My friend and colleague Dean Barnett died today, and the world is a much poorer place for it. As anyone who listened to him on my radio show or read his work at Soxblog, here or at the Weekly Standard knows, and as everyone who had the great, great pleasure of knowing Dean will attest, Dean’s combination of sparking intelligence and enormous good humor made him one fo the most memorable of friends. What too few people know, though, is what a kind, extraordinarily giving and compassionate man he was. Dean loved people and he loved this country and threw himself into every cause.
I last spoke at length with Dean on the night of the first presidential debate. I was driving from Ohio to Kentucky, and Dean and I spent close to an hour chatting about the presidential race and the country. Like me, Dean was a big supporter of Mitt Romney. Like me he had thrown himself into the effort to persuade folks that John McCain should win the general. But when he encountered those who disagreed with him, he never grew angry or bitter, only more determined to make good arguments about the good, which he did so well and with such obvious passion.

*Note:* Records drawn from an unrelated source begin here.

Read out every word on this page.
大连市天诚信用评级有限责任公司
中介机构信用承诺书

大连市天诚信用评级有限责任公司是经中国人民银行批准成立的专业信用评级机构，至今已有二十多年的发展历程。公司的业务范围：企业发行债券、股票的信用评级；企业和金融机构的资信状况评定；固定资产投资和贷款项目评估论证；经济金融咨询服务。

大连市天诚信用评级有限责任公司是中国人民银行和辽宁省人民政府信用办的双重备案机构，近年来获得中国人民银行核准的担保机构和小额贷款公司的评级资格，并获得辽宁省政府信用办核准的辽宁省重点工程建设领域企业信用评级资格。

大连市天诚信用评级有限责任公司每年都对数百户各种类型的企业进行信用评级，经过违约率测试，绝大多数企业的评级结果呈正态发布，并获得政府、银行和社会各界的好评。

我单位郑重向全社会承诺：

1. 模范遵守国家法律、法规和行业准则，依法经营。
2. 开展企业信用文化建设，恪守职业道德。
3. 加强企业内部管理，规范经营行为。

I was introduced to Dean through our mutual friend Jonathan Last, and not long thereafter suggested he join me as a blogger here, and then as a guest host on the radio program. Simply put, he had an accent for print, but his incredible intelligence turned him into one of the most sought after guest hosts for those of us unafraid of better minds than our own filling in for us while we are obliged to be away. But for his great love of golf Dean might have taken on full time radio work, but the combination of the opportunities allowed by new media and the regular guest hosting scratched his itch to participate in the great debates of our time. Had he had more time, he would have been one of the great influences on the GOP for as long as he lived, probably because he valued and used every minute he had.

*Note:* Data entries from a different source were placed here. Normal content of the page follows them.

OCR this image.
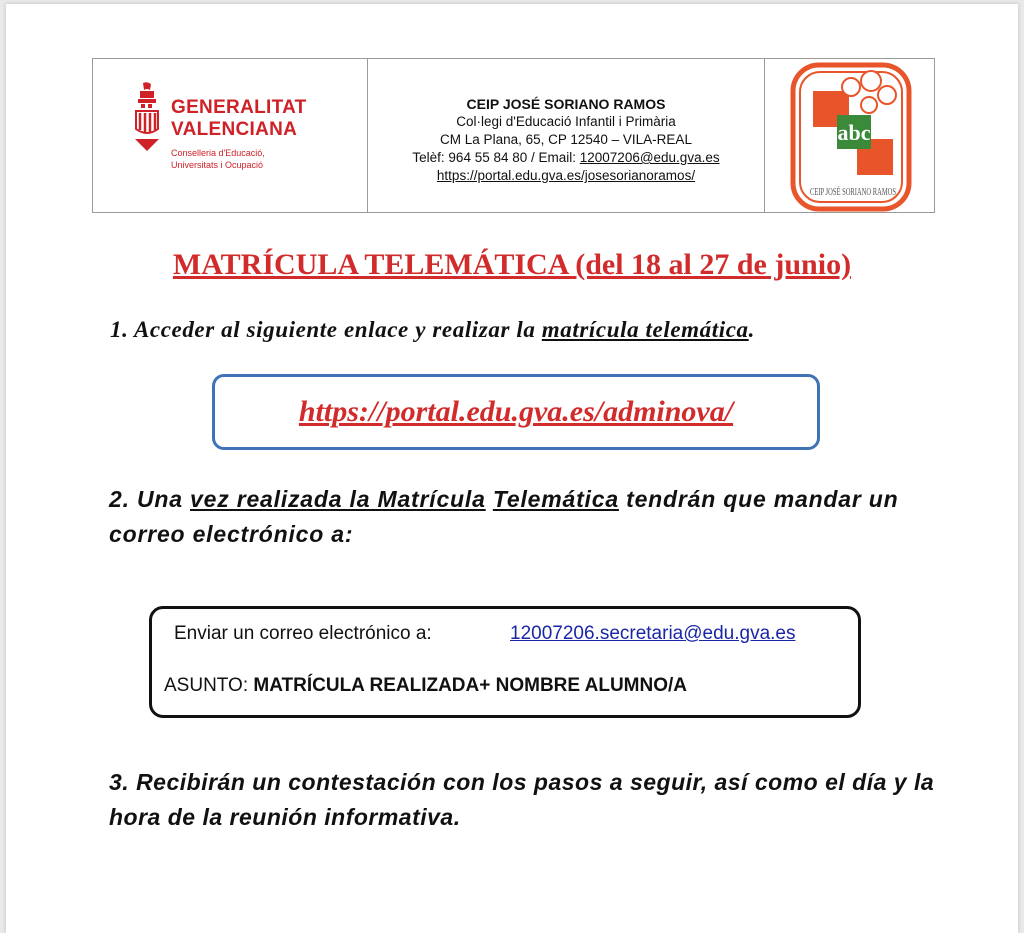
GENERALITAT
VALENCIANA
Conselleria d'Educació,
Universitats i Ocupació
CEIP JOSÉ SORIANO RAMOS
Col·legi d'Educació Infantil i Primària
CM La Plana, 65, CP 12540 – VILA-REAL
Telèf: 964 55 84 80 / Email: 12007206@edu.gva.es
https://portal.edu.gva.es/josesorianoramos/
abc
CEIP JOSÉ SORIANO RAMOS
MATRÍCULA TELEMÁTICA (del 18 al 27 de junio)
1. Acceder al siguiente enlace y realizar la matrícula telemática.
https://portal.edu.gva.es/adminova/
2. Una vez realizada la Matrícula Telemática tendrán que mandar un correo electrónico a:
Enviar un correo electrónico a:	12007206.secretaria@edu.gva.es
ASUNTO: MATRÍCULA REALIZADA+ NOMBRE ALUMNO/A
3. Recibirán un contestación con los pasos a seguir, así como el día y la hora de la reunión informativa.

Dean told me early in our friendship that his disease had forced him to deal with the possibility of living too short a life and that he thus threw himself into everything. This ferocious desire to live well and fully is what I will always tell people marked Dean Barnett. That and the love he had for his wonderful wife Kirstan and his family and friends. His extraordinary story is told in his short essay, The Smart Spunky Kid with the Fatal Disease, and his example will long be an example to others battling with Cystic Fibrosis. I hope we can report some day soon the news that a cure for CF is in hand, and on that day toast Dean for all he did to raise awareness of the disease. I will also toast him whenever I hear smart, persuasive arguments on behalf of common sense conservatism and fierce attachment to the opportunities liberty bestows.
He is already deeply missed, and will be always by my audience, by Duane, and of course by me.